Implement FiniteStateTransducer._recognize, FiniteStateTransducer._parse, and FiniteStateTransducer._transduce. If you wish, you may alter the typing of the transduction_graph so that it outputs sets of characters in the output alphabet rather the single character.

Task 5

For this task, we’ll be working with the MegaAcceptability dataset, which you can read about in this paper.

!pip install pandas
import pandas as pd

mega_acceptability = pd.read_csv('http://megaattitude.io/projects/mega-acceptability/mega-acceptability-v1/mega-acceptability-v1-normalized.tsv', sep='\t')

mega_acceptability

We will specifically be interested in the frames…

frames = set(mega_acceptability.frame.unique())

frames

…and the sentences.

sentences = {frame: {s.lower() for s in mega_acceptability.query(f'frame=="{frame}"').sentence.unique()} 
             for frame in frames}

sentences['NP Ved NP']

Though for this task, you will find having access to the verb forms useful.

verbs = {'root': set(mega_acceptability.verb.unique()),
         'past': set(mega_acceptability.query('frame=="NP Ved"').verbform.unique()),
         'past_participle': set(mega_acceptability.query('frame=="NP was Ved"').verbform.unique())}

verbs['past']

Construct a finite state transducer whose input language is the set of frames and whose output language is the set of sentences.
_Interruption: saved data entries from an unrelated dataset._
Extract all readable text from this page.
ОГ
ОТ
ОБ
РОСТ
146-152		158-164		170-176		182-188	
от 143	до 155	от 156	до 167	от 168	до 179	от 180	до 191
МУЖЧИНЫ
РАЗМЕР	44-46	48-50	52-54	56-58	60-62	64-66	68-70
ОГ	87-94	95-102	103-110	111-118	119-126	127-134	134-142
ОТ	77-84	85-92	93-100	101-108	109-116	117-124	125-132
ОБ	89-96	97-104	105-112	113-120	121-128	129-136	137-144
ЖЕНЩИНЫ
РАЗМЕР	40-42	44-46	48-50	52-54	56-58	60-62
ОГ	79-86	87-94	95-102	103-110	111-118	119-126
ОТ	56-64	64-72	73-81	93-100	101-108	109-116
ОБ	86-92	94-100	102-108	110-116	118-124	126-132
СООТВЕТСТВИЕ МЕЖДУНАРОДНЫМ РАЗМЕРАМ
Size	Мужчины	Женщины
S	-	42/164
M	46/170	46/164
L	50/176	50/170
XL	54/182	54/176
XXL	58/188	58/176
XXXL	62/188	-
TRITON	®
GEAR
The transducer should map a frame—e.g. NP Ved NP—to all sentences that instantiate that frame—e.g. someone liked something, someone thought something, etc.

Test whether your FST recognizes all of the sentences in MegaAcceptability.
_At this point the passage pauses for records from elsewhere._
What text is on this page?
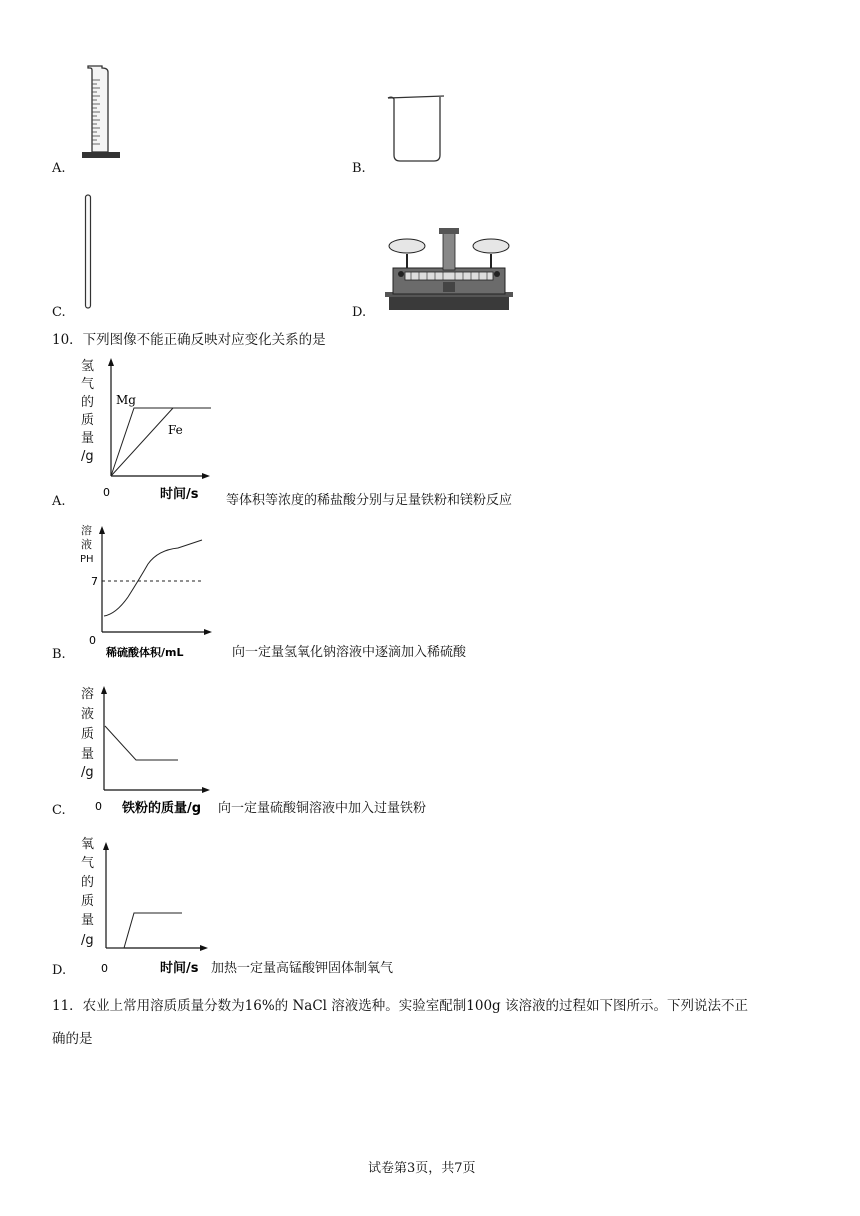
A.	B.
C.	D.
10．下列图像不能正确反映对应变化关系的是
氢
气
的
质
量
/g
Mg
Fe
0	时间/s
A.	等体积等浓度的稀盐酸分别与足量铁粉和镁粉反应
溶
液
PH
7
0
稀硫酸体积/mL
B.	向一定量氢氧化钠溶液中逐滴加入稀硫酸
溶
液
质
量
/g
0 铁粉的质量/g
C.	向一定量硫酸铜溶液中加入过量铁粉
氧
气
的
质
量
/g
0	时间/s
D.	加热一定量高锰酸钾固体制氧气
11．农业上常用溶质质量分数为16%的 NaCl 溶液选种。实验室配制100g 该溶液的过程如下图所示。下列说法不正
确的是
试卷第3页，共7页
Test whether your transduction works correctly by testing whether you output all of the sentences corresponding to a particular frame.
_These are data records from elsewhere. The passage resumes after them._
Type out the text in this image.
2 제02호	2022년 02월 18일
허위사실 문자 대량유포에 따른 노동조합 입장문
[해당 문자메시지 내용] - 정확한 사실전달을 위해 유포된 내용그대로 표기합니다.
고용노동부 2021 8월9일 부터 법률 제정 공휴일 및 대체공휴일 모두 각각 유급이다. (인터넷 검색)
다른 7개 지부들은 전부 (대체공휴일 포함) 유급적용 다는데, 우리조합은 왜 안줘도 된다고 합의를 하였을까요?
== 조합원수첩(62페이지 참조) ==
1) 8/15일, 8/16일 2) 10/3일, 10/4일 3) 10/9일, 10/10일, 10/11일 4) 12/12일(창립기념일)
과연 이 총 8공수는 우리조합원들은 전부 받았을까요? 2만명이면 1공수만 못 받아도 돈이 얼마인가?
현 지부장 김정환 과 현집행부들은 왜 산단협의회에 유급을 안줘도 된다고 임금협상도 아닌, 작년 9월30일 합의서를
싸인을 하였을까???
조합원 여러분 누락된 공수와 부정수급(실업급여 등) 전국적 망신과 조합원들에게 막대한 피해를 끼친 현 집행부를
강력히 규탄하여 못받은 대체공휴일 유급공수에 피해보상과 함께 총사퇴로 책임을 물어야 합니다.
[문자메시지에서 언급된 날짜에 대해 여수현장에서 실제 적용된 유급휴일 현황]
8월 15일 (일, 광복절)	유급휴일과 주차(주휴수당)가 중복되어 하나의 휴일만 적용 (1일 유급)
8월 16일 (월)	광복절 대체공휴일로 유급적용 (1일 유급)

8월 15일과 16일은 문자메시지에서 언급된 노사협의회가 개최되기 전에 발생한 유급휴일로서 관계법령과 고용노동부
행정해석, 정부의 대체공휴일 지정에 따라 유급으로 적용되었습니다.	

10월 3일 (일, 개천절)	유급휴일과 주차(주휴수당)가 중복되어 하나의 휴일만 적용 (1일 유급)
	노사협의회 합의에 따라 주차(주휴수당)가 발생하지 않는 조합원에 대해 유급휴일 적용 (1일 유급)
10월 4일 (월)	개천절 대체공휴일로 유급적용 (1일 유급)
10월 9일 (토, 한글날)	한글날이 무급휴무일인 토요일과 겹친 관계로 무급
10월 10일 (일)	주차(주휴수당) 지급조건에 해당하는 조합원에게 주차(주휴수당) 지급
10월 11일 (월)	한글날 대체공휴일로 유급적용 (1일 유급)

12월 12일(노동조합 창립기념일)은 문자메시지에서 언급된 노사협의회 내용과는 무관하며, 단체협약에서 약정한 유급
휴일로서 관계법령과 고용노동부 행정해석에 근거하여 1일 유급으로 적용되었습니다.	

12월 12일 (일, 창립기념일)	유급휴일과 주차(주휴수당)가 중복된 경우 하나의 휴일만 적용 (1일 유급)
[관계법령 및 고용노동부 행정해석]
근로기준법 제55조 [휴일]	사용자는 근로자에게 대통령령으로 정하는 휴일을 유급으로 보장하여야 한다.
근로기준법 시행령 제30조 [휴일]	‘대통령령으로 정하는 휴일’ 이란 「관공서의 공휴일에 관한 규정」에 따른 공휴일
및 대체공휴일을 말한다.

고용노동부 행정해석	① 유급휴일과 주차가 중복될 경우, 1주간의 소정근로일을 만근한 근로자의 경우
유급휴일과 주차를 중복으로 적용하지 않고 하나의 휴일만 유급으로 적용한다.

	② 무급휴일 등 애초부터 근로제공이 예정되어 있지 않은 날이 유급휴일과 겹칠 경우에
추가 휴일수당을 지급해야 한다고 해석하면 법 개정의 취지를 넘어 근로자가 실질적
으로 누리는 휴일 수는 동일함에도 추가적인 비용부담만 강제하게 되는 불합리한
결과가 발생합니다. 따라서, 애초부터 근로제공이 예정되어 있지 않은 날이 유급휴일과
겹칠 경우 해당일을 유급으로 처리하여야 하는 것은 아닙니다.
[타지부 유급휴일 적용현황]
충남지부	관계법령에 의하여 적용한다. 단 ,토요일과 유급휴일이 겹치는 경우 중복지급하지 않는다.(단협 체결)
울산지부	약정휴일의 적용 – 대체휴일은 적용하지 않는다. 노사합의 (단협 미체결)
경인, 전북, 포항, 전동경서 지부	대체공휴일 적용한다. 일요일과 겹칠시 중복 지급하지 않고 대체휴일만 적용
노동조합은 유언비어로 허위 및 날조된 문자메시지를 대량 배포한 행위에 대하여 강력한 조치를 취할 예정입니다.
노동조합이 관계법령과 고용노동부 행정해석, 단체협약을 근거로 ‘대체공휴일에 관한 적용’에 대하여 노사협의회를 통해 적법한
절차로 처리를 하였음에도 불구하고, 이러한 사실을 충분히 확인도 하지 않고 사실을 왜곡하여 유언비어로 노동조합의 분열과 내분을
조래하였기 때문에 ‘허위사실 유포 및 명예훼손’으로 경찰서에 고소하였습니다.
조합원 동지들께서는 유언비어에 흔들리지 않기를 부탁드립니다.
MegaAcceptability contains many items that are unacceptable, denoted by having a more negative responsenorm.

mega_acceptability.sort_values('responsenorm')

Suppose that, given some frame in the input language, we wanted our FST to output only sentences that are instances of that frame whose responsenorm is above a particular threshold—i.e. generate only acceptable instances of a frame. You do not need to do it, but describe how you might go about it.